例えば、中国向けに開発された、安価で、携帯性に優れ、特別なノウハウを必要としないGEの小型超音波診断装置は、先進国で、救急車内、遠隔地の事故現場、救急救命室、手術室など、これまでの製品が対応できていなかった新しい市場を開拓しています。

一方、事業展開にあたっては、リバース・イノベーションのような新しいコンセプトを導入するときには、組織力学の変革が必要となります。

そのためには、CEOは、人材、資金、権限などを途上国での製品開発に移し、リバース・イノベーション専門の特別組織(ローカル・グロース・チーム(LGT))をつくるとともに、全社的に途上国への関心と知識を高め、CEO自信が目に見える形で途上国重視を打ち出す必要があります。

LGTは、リバース・イノベーション成功のための鍵であり、途上国ニーズに知見を有する外部人材の登用、既存組織のルールに囚われない行動基準や評価基準、迅速な学習と柔軟性などとともに、既存事業から邪魔されることなく、グローバルの経営資源を活用できることが求められます。そのためには、経営と直結したシンプルなレポートラインなどが求められます。
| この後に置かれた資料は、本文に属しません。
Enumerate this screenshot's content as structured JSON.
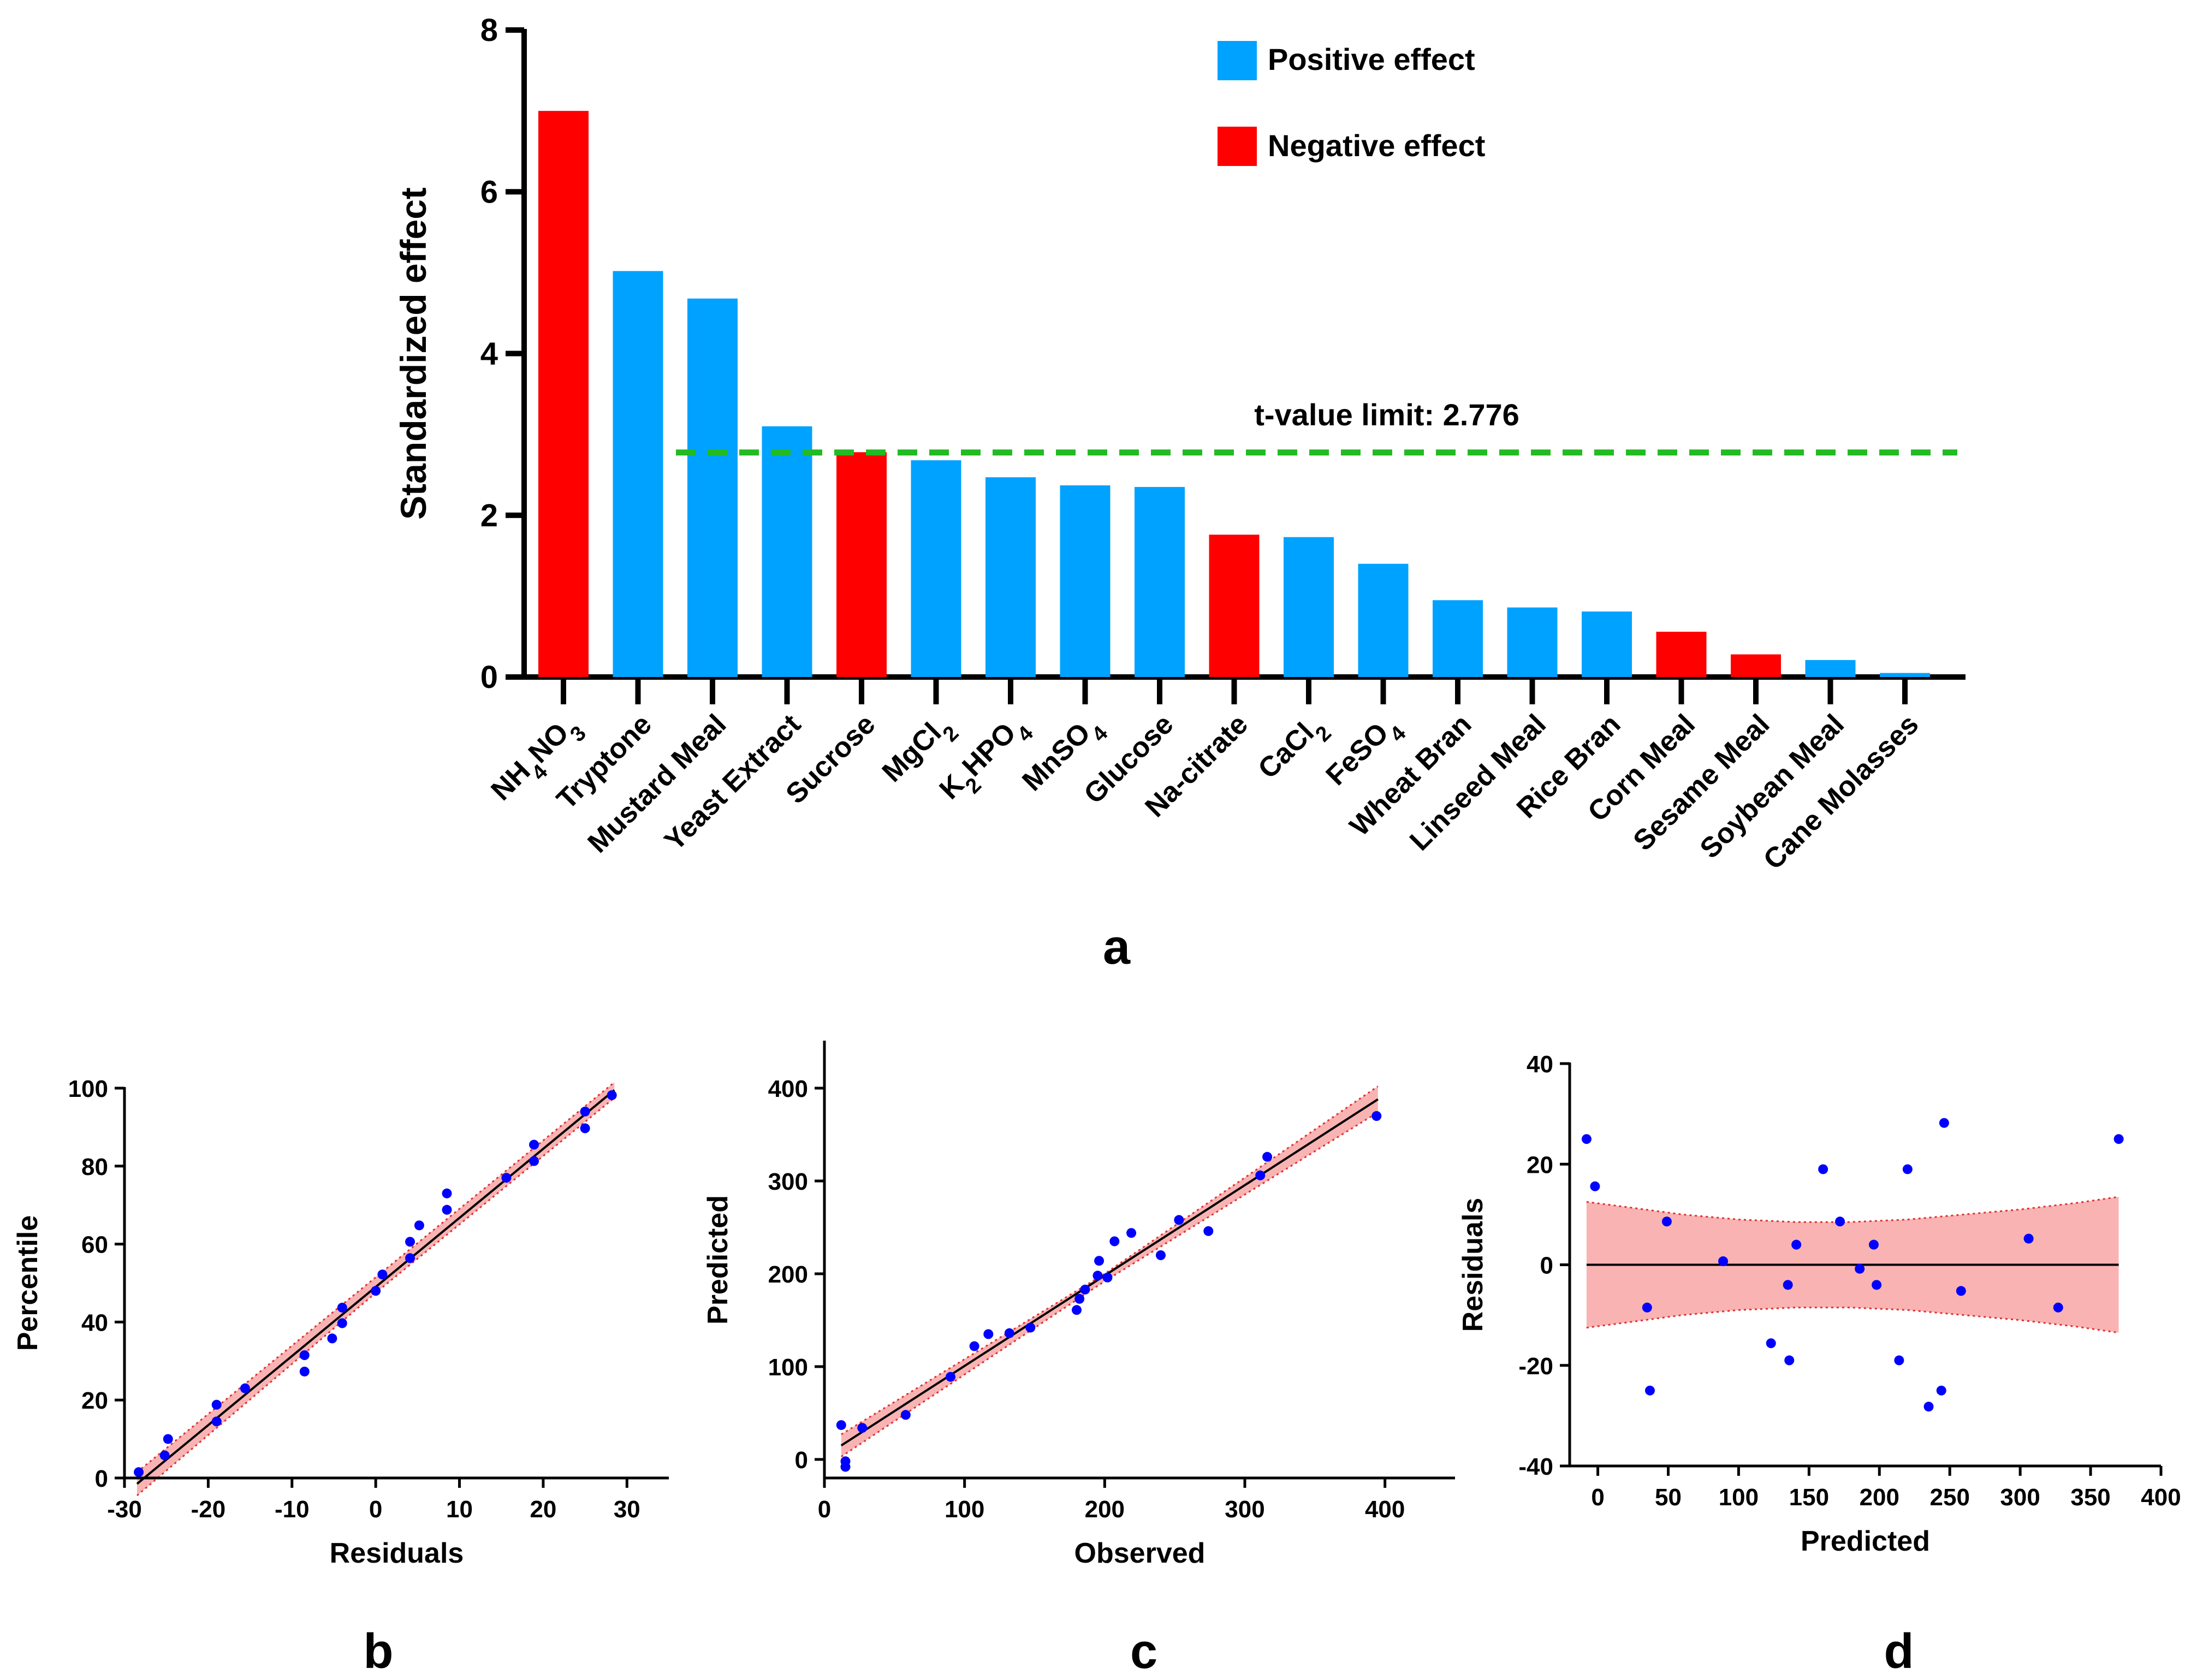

P&Gは、先進国で大成功した女性用生理用品「オールウェイズ」が新規に進出したメキシコ市場で思うように販売が伸びないことを受けて、メキシコ市場向けのLGTを編成し、固定観念なく顧客の声に耳を傾けました。そして、公共交通機関による長時間通勤、衛生的な公共トイレの不足、プライバシーが少ない小さな家での生活などメキシコの女性の生活が先進国とかなり異なり、暑くて湿度の高い中で長時間利用するためには、P&Gの競争優位であるハイテク素材よりも自然素材が求められていることを理解しました。

P&GのLGTは、マネジメントレベルによる組織的関与のもと、P&Gの先進国における競争優位に背を向けて製品開発を進めることが許可されました。LGTは、他の事業部門から原材料を借用する、有休設備を活用するなど、全社的な支援を受けることができました。また、市場性が不確実であったため、LGTは、完璧な製品設計を事前に追及する代わりに、安い価格でテストし、その結果から学習していきました。これは、P&Gらしからぬ方法でした。

LGTは、社内にまだ懐疑的な声があることを受けて、スピードを重視し、P&Gの標準からすればかなり粗い段階で新製品「ナチュレラ」を投入しましたが、メキシコ市場では、それで十分でした。ナチュレラは、メキシコ市場で急速にシェアを獲得し、社内の懐疑的な意見も賞賛の声に変わりました。その後、ナチュレラは、品質やコストを改善していき、他の新興国市場でも展開されています。

「性能」「インフラ」「持続可能性」などをゼロベースで捉えなおすリバース・イノベーションは、企業にとって途上国市場での成功に不可欠なものであると同時に、よりシンプルで資源・エネルギー利用や環境負荷の少ない製品開発にもつながります。これは、まさにこれから先進国で求められる製品です。

また、リバース・イノベーションは、技術中心となりがちな日本企業が、顧客の声に真摯に耳を傾けて製品開発を行う、先進国とは異なる習慣や価値観に触れることを通じ、グローバル感度の高い人材を育成するなど、日本企業が抱える課題を解決するためにも極めて有効です。

今後、新興国から様々な企業が勃興し、真のグローバル競争が始まる時代に備えるためにも、今、リバース・イノベーションに取り組まない理由はありません。